So in the midst of all this flooring and concrete joy, our bathroom fan starts making a horrendous “I’m dying a horrible painful grinding death” noise. Already loud, this makes toilet and bath use pretty much unbearable in there.
So I decide it’s time to do what I’ve been wanting to do for a while, and order a remote bath ventilation system.
I’d done some idle research after seeing an ad in Fine Homebuilding magazine (a great rag, by the way — much better than any of the normal do-it-yourself construction magazines) for American Aldes Ventilation.
Several companies, it turns out — Aldes, Fantech, and I think Panasonic too — make bathroom fan systems where, instead of having the fan right in the bathroom ceiling, the fan is mounted elsewhere in the attic or house, with ductwork connecting it to the bathroom. This way the fan is further away from the living space, which cuts down on noise even more than the quiet bathroom fans available.
After doing a bit more research, I decide to go ahead and order the MPV-200/4, a fan unit with four intake ports, as well as the deluxe accessory kit (four intake vents, four backflow preventers, and four constant-airflow bladders, which hold each intake port to 50 CFM of airflow), which set me back around $700 after shipping. Not cheap, unfortunately, but read on.
I receive it, and of course hook the unit up to power before installing it. It turns on, and is oh so beautifully quiet. Even just exhausting itself into the room right there, it’s quieter than the old bathroom fan was before it started making its death whine.
So I go take out the old bathroom fan, which used a 3″ rigid duct to exhaust to a port out the roof. After a bit of work (ever paranoid of making a leak — that would be really really bad), I make the hole under the roof cap big enough for a 4″ duct. I could probably stretch it to 5″, but that might get me into trouble.
I head to Home Depot, and grab a box of 4″ flexible insulated plastic ductwork, a bunch of metal band clamps (apparently the giant zip ties that used to be the standard a couple years ago have been outlawed for ductwork, since they can fail under the heat of a furnace system), a 6″ aluminum dryer duct, a short length of 4″ rigid duct, and a 6″ to 4″ adapter. Also a roll of the fancy ok-for-ductwork duct tape. (Normal duct tape falls apart after a little while; the fancy stuff doesn’t.)
I screw a couple of heavy duty eyebolts to the rafters, trying to be extra careful again, and hang the fan unit from the included chains.
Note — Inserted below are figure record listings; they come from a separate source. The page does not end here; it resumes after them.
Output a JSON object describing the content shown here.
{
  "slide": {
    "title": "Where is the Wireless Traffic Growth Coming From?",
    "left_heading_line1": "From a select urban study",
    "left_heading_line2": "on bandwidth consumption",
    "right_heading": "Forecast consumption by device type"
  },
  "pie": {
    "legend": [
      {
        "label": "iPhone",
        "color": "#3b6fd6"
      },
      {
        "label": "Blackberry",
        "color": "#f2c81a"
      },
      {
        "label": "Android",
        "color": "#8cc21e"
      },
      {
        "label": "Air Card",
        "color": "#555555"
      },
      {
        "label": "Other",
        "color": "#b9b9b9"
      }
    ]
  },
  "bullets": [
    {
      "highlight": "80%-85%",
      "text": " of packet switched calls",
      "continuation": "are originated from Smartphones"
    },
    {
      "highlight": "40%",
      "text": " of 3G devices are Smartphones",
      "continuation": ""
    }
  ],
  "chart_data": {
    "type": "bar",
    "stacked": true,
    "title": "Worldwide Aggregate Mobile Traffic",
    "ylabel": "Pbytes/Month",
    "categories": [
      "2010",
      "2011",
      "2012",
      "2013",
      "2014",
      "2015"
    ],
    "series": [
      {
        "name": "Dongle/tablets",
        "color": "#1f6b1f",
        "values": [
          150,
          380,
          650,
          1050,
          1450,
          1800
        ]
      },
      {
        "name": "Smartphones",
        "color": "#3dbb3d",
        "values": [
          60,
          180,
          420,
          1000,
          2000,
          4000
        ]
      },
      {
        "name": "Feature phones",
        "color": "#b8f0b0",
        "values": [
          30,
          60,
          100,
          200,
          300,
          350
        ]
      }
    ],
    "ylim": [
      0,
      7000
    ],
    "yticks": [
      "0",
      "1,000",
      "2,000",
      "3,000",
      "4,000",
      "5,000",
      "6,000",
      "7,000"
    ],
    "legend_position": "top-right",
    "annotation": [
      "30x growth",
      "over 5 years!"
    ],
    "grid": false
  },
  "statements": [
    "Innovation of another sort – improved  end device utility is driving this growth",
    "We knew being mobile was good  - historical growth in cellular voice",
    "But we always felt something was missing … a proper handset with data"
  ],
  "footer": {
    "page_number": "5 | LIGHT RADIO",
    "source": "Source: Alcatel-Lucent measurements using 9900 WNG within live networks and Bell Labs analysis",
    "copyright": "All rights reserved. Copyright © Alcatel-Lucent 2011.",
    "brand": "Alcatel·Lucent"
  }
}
I then cut the holes for the intake ports, one over the bath, and one over and behind the toilet (if air comes in from the bathroom door, I want it to go across the bathroom and cross over the toilet before being exhausted, so that it removes poop smell efficiently). I cut enough of the flexible insulated duct to get from the vents in the ceiling to the intake ports on the fan unit, and hook these up with the band clamps and duct tape. I then cut enough of the 6″ aluminum duct to allow the fan unit to swing a bit, and connect it to the 6″-to-4″ adapter, then to about 8 inches of the 4″ rigid duct, which I stick up into the roof cap. I then use the duct bracket I forgot to mention earlier to secure this part to the rafter.
After sealing all the seams with the fancy duct tape, I hook up the electrical from the old fan, cover the other two intake ports with duct tape (the other two ports are for the other bathroom, which is in the contained area where the mold was, which is still going constantly just in case there might be mold, which hopefully there isn’t anymore, but we won’t know for sure till we have them back to take care of a couple of more places where we found roof leaks, which we can’t do till we move into the back bedroom) until we hook them up to the other bathroom, put the plastic vent covers in place inside the bathroom, and flip the switch.
Bliss! Other than a slight metallic clunk as the backflow preventers open in each vent right when you turn the fan on, the only noise you can hear from inside the bathroom is the rushing of air. It’s not 100% silent, but oh so much better than any other bathroom fan I’ve ever heard.
After patching the hole from the old bathroom fan with some drywall, I perform the acid test — I take a shower.
Even with the door closed, the mirror never fogs up. There’s still a bit of humidity in the air after the shower is done, but much less — and gone much more quickly — than with the old fan. The new fan is so powerful it actually sucks air in through the heating vent as well as from under the door like it’s supposed to.
I’m thinking that when we hook up the other bathroom (and redo the wiring so that the fan switch in both bathrooms controls the same unit — and possibly add humidity sensors, as well), the airflow might decrease a bit in the one bathroom. I hope the constant-airflow-regulators just mean that the airflow in the one bathroom will stay the same, though. Even so, it’s a wonderfully quiet bathroom fan. My SO has for a while now been wanting me to install a separate fan switch so that she can take a bath in peace. However, this solution is almost as good.
The fan was expensive, but if you figure that the $700 plus incidentals covers two bathrooms and is positively *silent*, I think it was worth it. At $120+ for standard “quiet” bathroom fans that aren’t nearly as quiet as this unit, and that can’t easily be relocated to exhaust directly from over the shower and toilet, I think it was worth it.